The paper was about using one agent to generate solutions and another to evaluate them, running in a loop. Generator proposes, Evaluator scores, loop until good enough or budget runs out.

I read it at breakfast and thought: I have a Playwright test suite. I have a FastAPI + SvelteKit app (Leseraum, a German reading tool). I wonder if this actually works.

So I said: “use what you’ve learned — set up two agents and have them work on Leseraum.”

What I got:

  • Generator agent pulled the current codebase, identified failing tests, wrote fixes and features, committed changes
  • Evaluator agent ran the full test suite (119 backend tests, 31 Playwright frontend tests) and returned a quality score
  • They ran 5 sprints: broken → 3.7 → 4.0 → continuing improvement

In parallel, a background agent was researching the LingQ power-user community (the LanguageMaster addon ecosystem, roosterburton’s tools). That research came back with an import API — Claude pulled 11,221 German words from my LingQ account directly into the app’s frequency database.

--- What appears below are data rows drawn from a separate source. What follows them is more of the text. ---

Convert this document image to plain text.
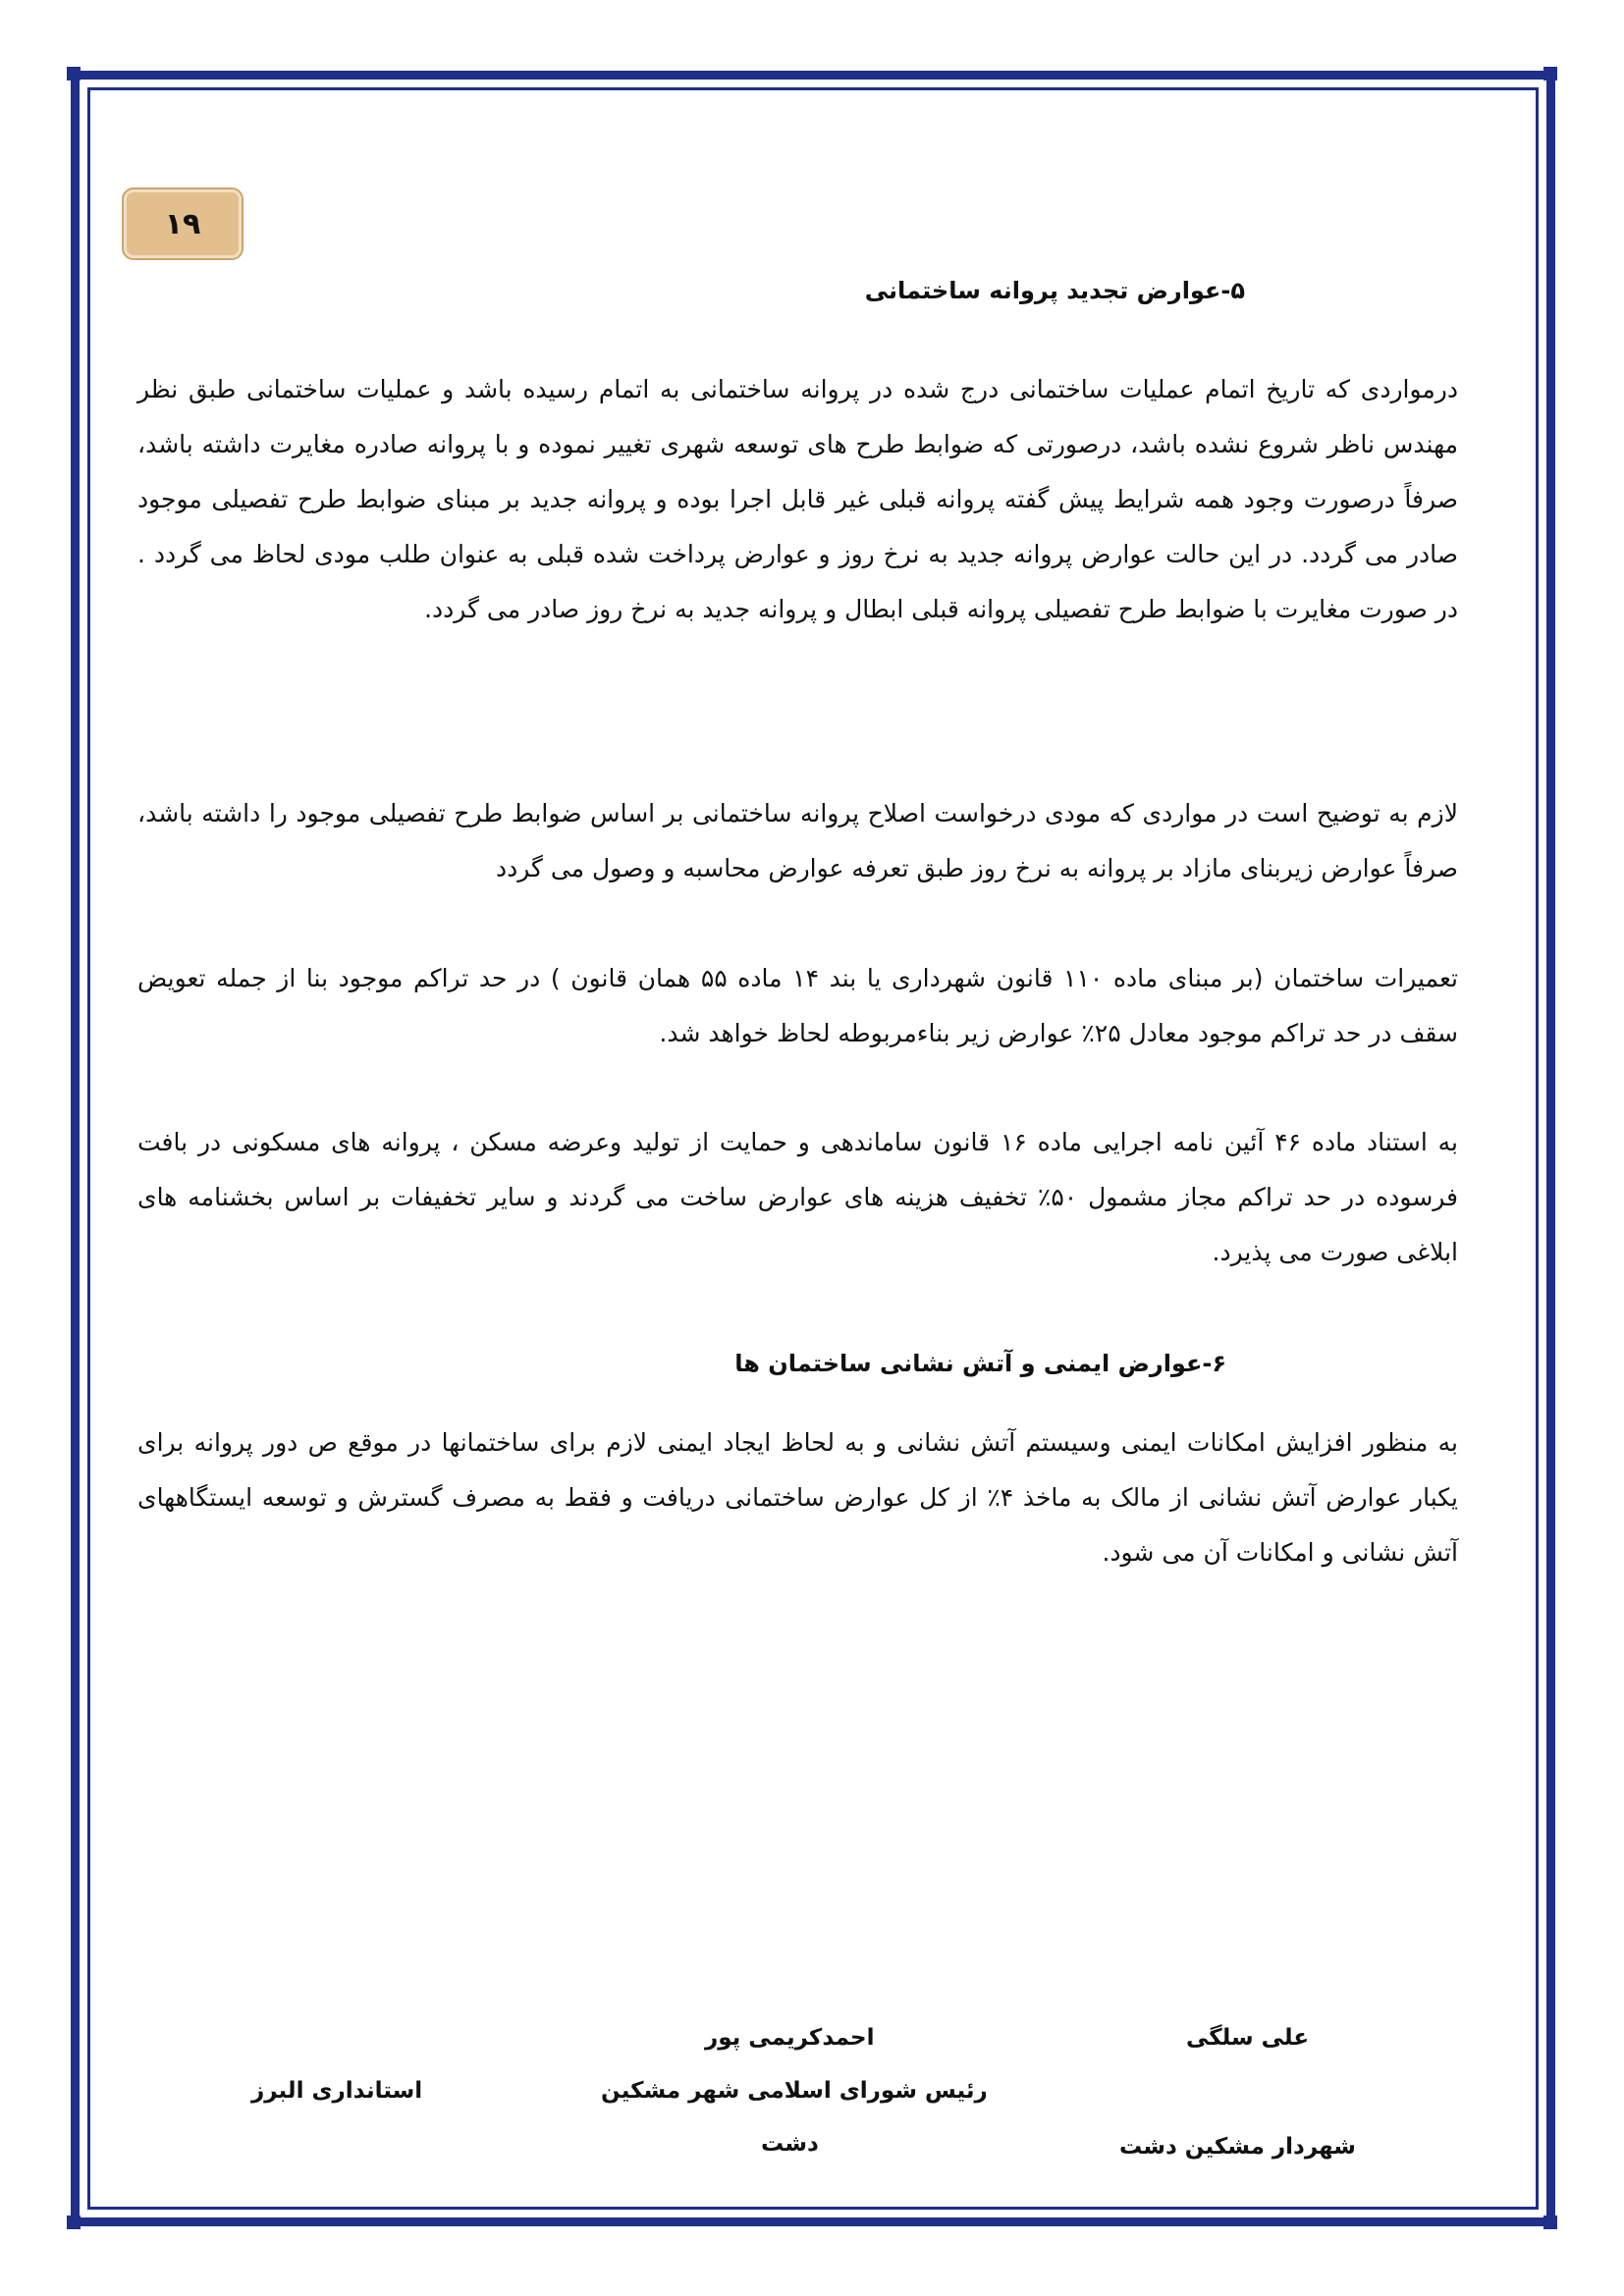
۱۹
۵-عوارض تجدید پروانه ساختمانی
درمواردی که تاریخ اتمام عملیات ساختمانی درج شده در پروانه ساختمانی به اتمام رسیده باشد و عملیات ساختمانی طبق نظر مهندس ناظر شروع نشده باشد، درصورتی که ضوابط طرح های توسعه شهری تغییر نموده و با پروانه صادره مغایرت داشته باشد، صرفاً درصورت وجود همه شرایط پیش گفته پروانه قبلی غیر قابل اجرا بوده و پروانه جدید بر مبنای ضوابط طرح تفصیلی موجود صادر می گردد. در این حالت عوارض پروانه جدید به نرخ روز و عوارض پرداخت شده قبلی به عنوان طلب مودی لحاظ می گردد . در صورت مغایرت با ضوابط طرح تفصیلی پروانه قبلی ابطال و پروانه جدید به نرخ روز صادر می گردد.
لازم به توضیح است در مواردی که مودی درخواست اصلاح پروانه ساختمانی بر اساس ضوابط طرح تفصیلی موجود را داشته باشد، صرفاً عوارض زیربنای مازاد بر پروانه به نرخ روز طبق تعرفه عوارض محاسبه و وصول می گردد
تعمیرات ساختمان (بر مبنای ماده ۱۱۰ قانون شهرداری یا بند ۱۴ ماده ۵۵ همان قانون ) در حد تراکم موجود بنا از جمله تعویض سقف در حد تراکم موجود معادل ۲۵٪ عوارض زیر بناءمربوطه لحاظ خواهد شد.
به استناد ماده ۴۶ آئین نامه اجرایی ماده ۱۶ قانون ساماندهی و حمایت از تولید وعرضه مسکن ، پروانه های مسکونی در بافت فرسوده در حد تراکم مجاز مشمول ۵۰٪ تخفیف هزینه های عوارض ساخت می گردند و سایر تخفیفات بر اساس بخشنامه های ابلاغی صورت می پذیرد.
۶-عوارض ایمنی و آتش نشانی ساختمان ها
به منظور افزایش امکانات ایمنی وسیستم آتش نشانی و به لحاظ ایجاد ایمنی لازم برای ساختمانها در موقع ص دور پروانه برای یکبار عوارض آتش نشانی از مالک به ماخذ ۴٪ از کل عوارض ساختمانی دریافت و فقط به مصرف گسترش و توسعه ایستگاههای آتش نشانی و امکانات آن می شود.
علی سلگی
شهردار مشکین دشت
احمدکریمی پور
رئیس شورای اسلامی شهر مشکین
دشت
استانداری البرز
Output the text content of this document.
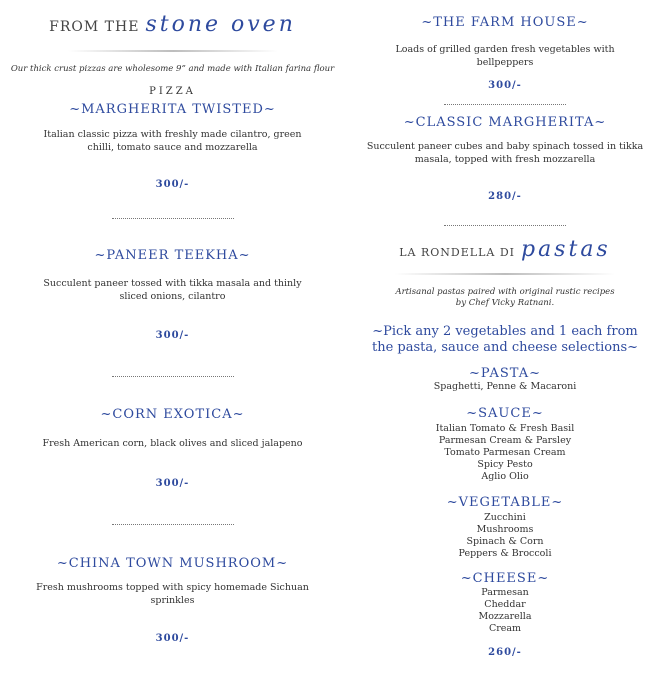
FROM THE stone oven
Our thick crust pizzas are wholesome 9” and made with Italian farina flour
PIZZA
~MARGHERITA TWISTED~
Italian classic pizza with freshly made cilantro, green
chilli, tomato sauce and mozzarella
300/-
~PANEER TEEKHA~
Succulent paneer tossed with tikka masala and thinly
sliced onions, cilantro
300/-
~CORN EXOTICA~
Fresh American corn, black olives and sliced jalapeno
300/-
~CHINA TOWN MUSHROOM~
Fresh mushrooms topped with spicy homemade Sichuan
sprinkles
300/-
~THE FARM HOUSE~
Loads of grilled garden fresh vegetables with
bellpeppers
300/-
~CLASSIC MARGHERITA~
Succulent paneer cubes and baby spinach tossed in tikka
masala, topped with fresh mozzarella
280/-
LA RONDELLA DI pastas
Artisanal pastas paired with original rustic recipes
by Chef Vicky Ratnani.
~Pick any 2 vegetables and 1 each from
the pasta, sauce and cheese selections~
~PASTA~
Spaghetti, Penne & Macaroni
~SAUCE~
Italian Tomato & Fresh Basil
Parmesan Cream & Parsley
Tomato Parmesan Cream
Spicy Pesto
Aglio Olio
~VEGETABLE~
Zucchini
Mushrooms
Spinach & Corn
Peppers & Broccoli
~CHEESE~
Parmesan
Cheddar
Mozzarella
Cream
260/-
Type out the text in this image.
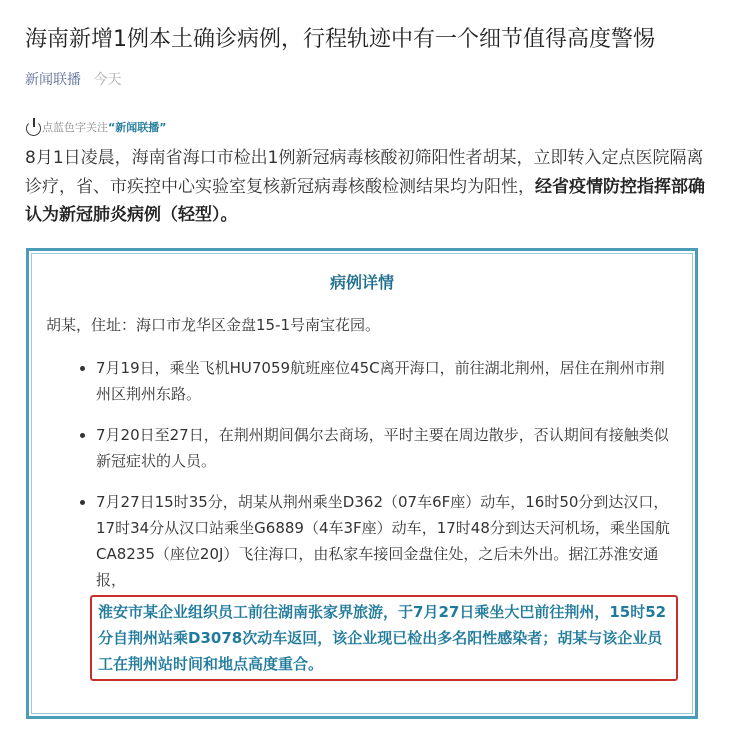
海南新增1例本土确诊病例，行程轨迹中有一个细节值得高度警惕
新闻联播 今天
点蓝色字关注 “新闻联播”
8月1日凌晨，海南省海口市检出1例新冠病毒核酸初筛阳性者胡某，立即转入定点医院隔离诊疗，省、市疾控中心实验室复核新冠病毒核酸检测结果均为阳性，经省疫情防控指挥部确认为新冠肺炎病例（轻型）。
病例详情
胡某，住址：海口市龙华区金盘15-1号南宝花园。
• 7月19日，乘坐飞机HU7059航班座位45C离开海口，前往湖北荆州，居住在荆州市荆州区荆州东路。
• 7月20日至27日，在荆州期间偶尔去商场，平时主要在周边散步，否认期间有接触类似新冠症状的人员。
• 7月27日15时35分，胡某从荆州乘坐D362（07车6F座）动车，16时50分到达汉口，17时34分从汉口站乘坐G6889（4车3F座）动车，17时48分到达天河机场，乘坐国航CA8235（座位20J）飞往海口，由私家车接回金盘住处，之后未外出。据江苏淮安通报，
淮安市某企业组织员工前往湖南张家界旅游，于7月27日乘坐大巴前往荆州，15时52分自荆州站乘D3078次动车返回，该企业现已检出多名阳性感染者；胡某与该企业员工在荆州站时间和地点高度重合。
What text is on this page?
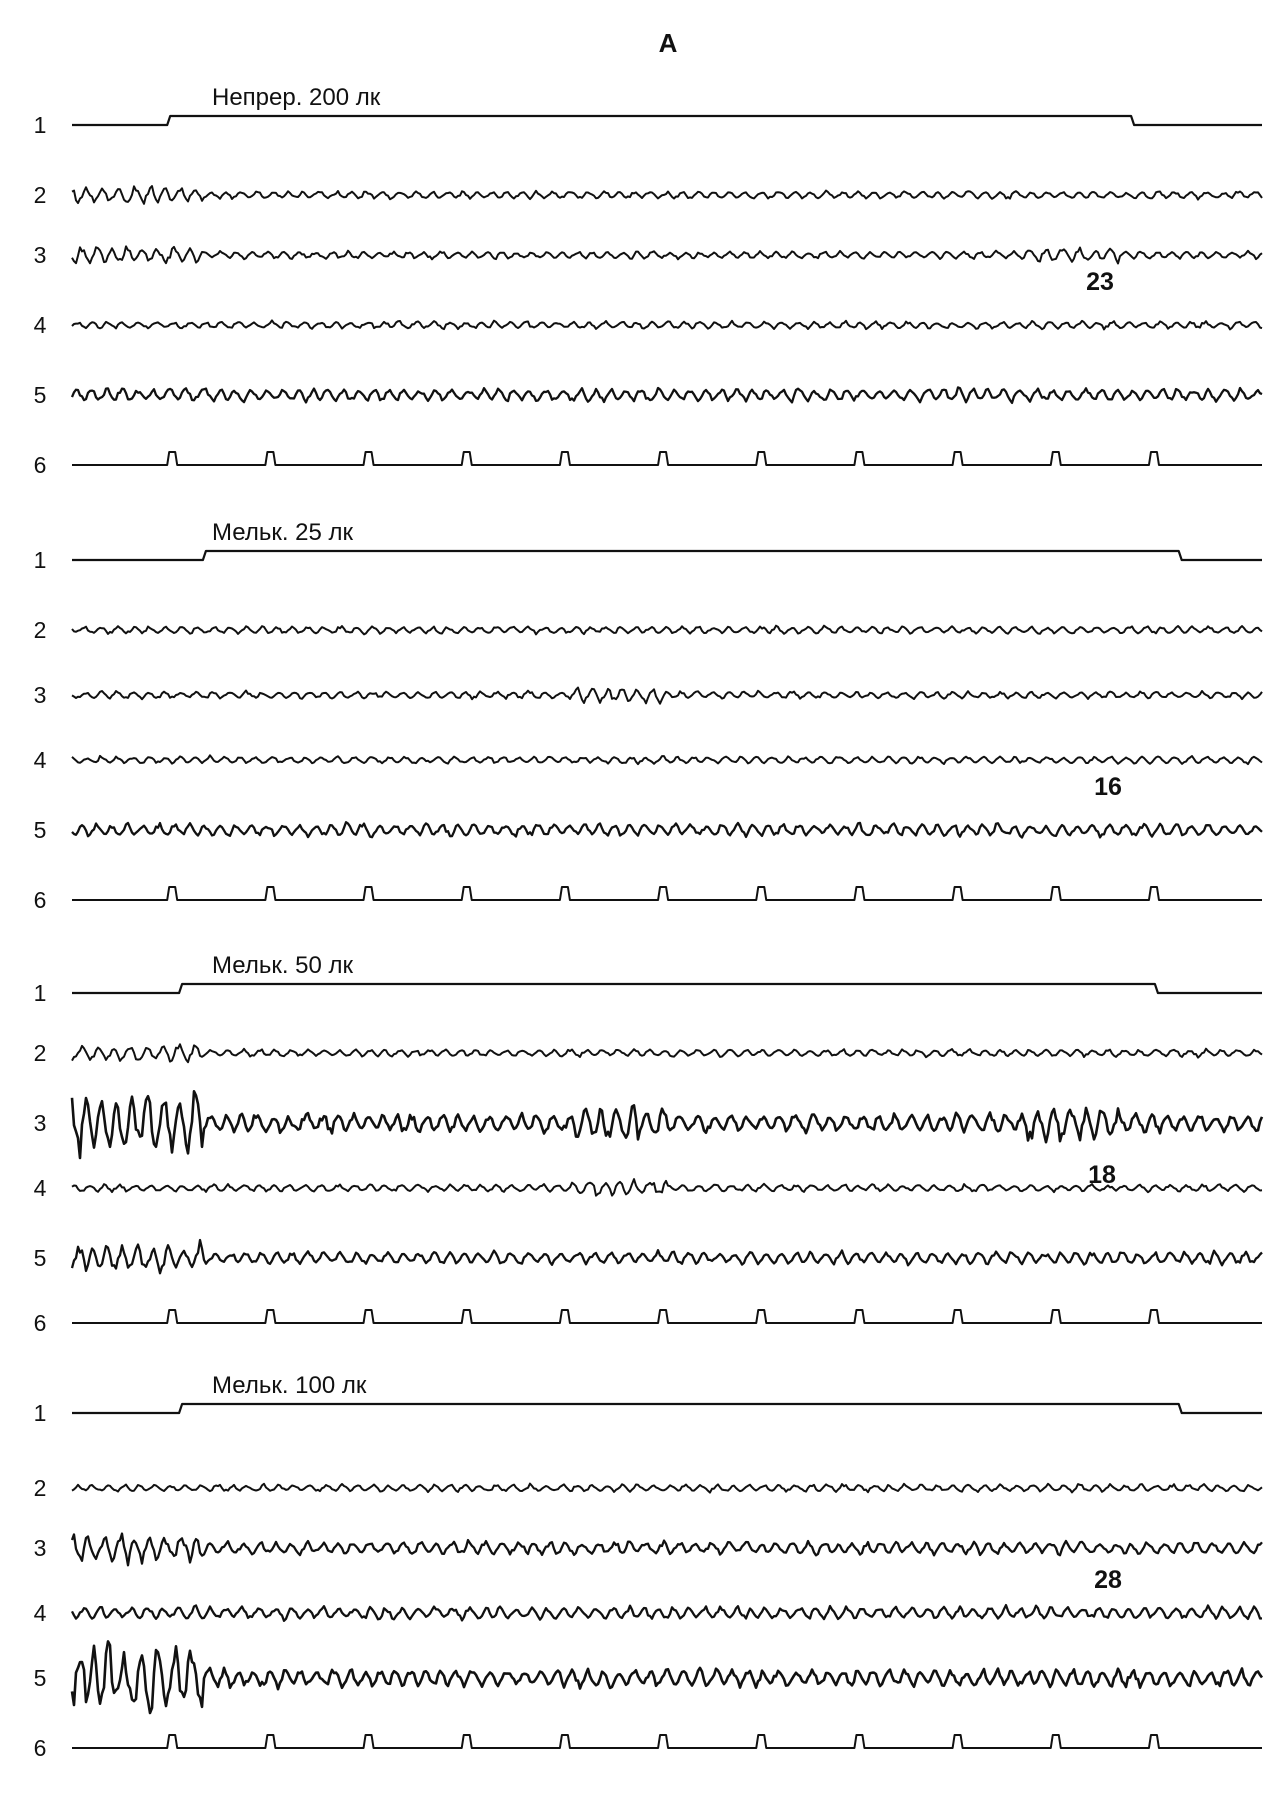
А
Непрер. 200 лк
23
1
2
3
4
5
6
Мельк. 25 лк
16
1
2
3
4
5
6
Мельк. 50 лк
18
1
2
3
4
5
6
Мельк. 100 лк
28
1
2
3
4
5
6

The session ended with a new cron job replacing the old ad-hoc import script. Push to GitHub. Done.

The interesting thing isn’t that it worked — it’s that the paper became the spec. There was no design document, no ticket, no “here’s the architecture.” The description of the pattern in the article was sufficient for Claude to instantiate it against my actual codebase with real tests as the evaluation signal.

Whether that scales beyond toy demos is a separate question. But for a single-developer project where the tests exist and the codebase is small enough to hold in context, generator-evaluator loops seem to genuinely work as described.

The Anthropic blog post and the working sprint results are now pointing at each other in my head as the same thing, which is either very satisfying or a sign I need to go outside more.